Il pubblico interagisce, la partitura testuale è scandita sui quadri che lo stesso Fo ha dipinto con gli allievi del suo atelier, mentre brani rimasterizzati fanno capolino durante lo spettacolo a ricreare la magica capacità esecutoria della Callas.
La parodia è tutta affidata a episodi curiosi della biografia della diva, come la fame atavica degli inizi e il rapidissimo dimagrimento che ne è seguito.
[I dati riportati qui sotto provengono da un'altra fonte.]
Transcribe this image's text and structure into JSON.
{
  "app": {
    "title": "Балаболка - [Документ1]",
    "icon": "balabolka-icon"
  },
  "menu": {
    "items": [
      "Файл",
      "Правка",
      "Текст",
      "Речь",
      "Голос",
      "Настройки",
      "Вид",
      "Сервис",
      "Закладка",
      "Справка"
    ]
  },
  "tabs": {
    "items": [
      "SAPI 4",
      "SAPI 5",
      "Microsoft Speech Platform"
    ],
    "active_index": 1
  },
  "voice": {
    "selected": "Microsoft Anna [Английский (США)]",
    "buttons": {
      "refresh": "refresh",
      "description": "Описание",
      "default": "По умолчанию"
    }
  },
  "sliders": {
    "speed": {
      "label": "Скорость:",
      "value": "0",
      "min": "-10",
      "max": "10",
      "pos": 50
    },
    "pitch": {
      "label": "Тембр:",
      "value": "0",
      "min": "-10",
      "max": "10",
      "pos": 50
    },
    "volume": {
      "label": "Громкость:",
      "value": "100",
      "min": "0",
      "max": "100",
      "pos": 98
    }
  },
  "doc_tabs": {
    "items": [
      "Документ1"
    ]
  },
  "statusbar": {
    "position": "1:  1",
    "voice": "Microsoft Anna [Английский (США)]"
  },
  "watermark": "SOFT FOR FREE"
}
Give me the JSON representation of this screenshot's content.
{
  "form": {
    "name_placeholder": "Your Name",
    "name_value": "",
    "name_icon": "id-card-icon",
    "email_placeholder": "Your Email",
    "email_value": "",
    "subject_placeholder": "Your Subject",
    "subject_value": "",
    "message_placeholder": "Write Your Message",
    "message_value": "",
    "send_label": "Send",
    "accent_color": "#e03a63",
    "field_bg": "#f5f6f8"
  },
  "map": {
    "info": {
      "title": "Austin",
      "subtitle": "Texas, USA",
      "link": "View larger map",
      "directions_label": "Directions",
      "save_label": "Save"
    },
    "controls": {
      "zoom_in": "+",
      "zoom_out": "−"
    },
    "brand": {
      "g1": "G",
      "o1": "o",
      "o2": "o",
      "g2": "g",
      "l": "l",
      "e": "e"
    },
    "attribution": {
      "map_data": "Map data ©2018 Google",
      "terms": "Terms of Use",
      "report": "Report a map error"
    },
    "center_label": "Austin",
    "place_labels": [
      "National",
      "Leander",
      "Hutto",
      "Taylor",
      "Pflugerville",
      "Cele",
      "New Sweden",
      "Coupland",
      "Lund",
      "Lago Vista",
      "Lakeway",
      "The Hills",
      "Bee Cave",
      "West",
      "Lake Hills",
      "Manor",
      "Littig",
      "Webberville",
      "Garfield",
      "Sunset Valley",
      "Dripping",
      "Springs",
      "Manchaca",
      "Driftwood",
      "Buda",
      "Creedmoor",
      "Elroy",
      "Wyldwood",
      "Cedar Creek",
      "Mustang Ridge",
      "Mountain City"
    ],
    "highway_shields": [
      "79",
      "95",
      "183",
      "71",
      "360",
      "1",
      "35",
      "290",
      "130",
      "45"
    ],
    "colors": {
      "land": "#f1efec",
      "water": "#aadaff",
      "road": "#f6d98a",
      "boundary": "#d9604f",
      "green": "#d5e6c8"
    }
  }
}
La malinconia fa invece ingresso in scena negli snodi più tortuosi della sua vita, gli abbandoni, la solitudine, l’oblio.
L’aspetto davvero convincente dello spettacolo, tuttavia, non sta tanto nella recitazione (talvolta un po’ indecisa e scoordinata tra i vari attori), quanto nel senso memorialistico di questa operazione teatrale. Un omaggio a Franca Rame, certo, ma soprattutto un racconto che nasce dal ricordo personale dei fatti, dagli aneddoti che Fo pare raccontare più per presa diretta che per sentito dire. Racconta Fo all’esordio dello spettacolo: «Personalmente ho conosciuto questa eccezionale soprano quando avevo poco più di 20 anni. Lei ne aveva due o tre più di me. Frequentavo l'Accademia di Brera e tutti noi allievi spesso eravamo ingaggiati dalla Scala, nello spazio dedicato alla scenografia, per rinfrescare i fondali e i drappi di repertorio per i nuovi allestimenti.
Da un trabattello sul quale stavo lavorando ho notato una ragazza piuttosto avvenente che attraversava tranquillamente il palco, transitando come niente fosse tra le quinte sotto le graticce cariche di strutture penzolanti. Preoccupato le ho gridato: “Fermati, è pericoloso attraversare il palco in questo momento! Non vedi che dalla soffitta stanno calando centine e colonnati della scena? Dove stai andando? Vuoi finire schiacciata come una sfogliatella?”. E lei: “Sto andando in proscenio, stiamo provando lì”. All'istante arrivò il responsabile del montaggio che disse: “Non si preoccupi signora Callas, ci penso io”; e così le fece strada prendendosela per mano e l'accompagnò passando da dietro le quinte. Poi la sentii cantare. Tutti noi ragazzi della scenografia ci bloccammo, scendemmo da scale e praticabili. Quindi, badando di non dare nell'occhio, ci avvicinammo al proscenio: di lì a poco eravamo tutti seduti sul pavimento dietro le quinte, ad ascoltare affascinati l'aria di Casta Diva. Alla fine, non abbiamo potuto trattenerci dall'applaudire, il direttore di scena ci cacciò dal palco come degli intrusi: “Peggio, dei guardoni musicali... non si ascolta di nascosto una soprano come questa!”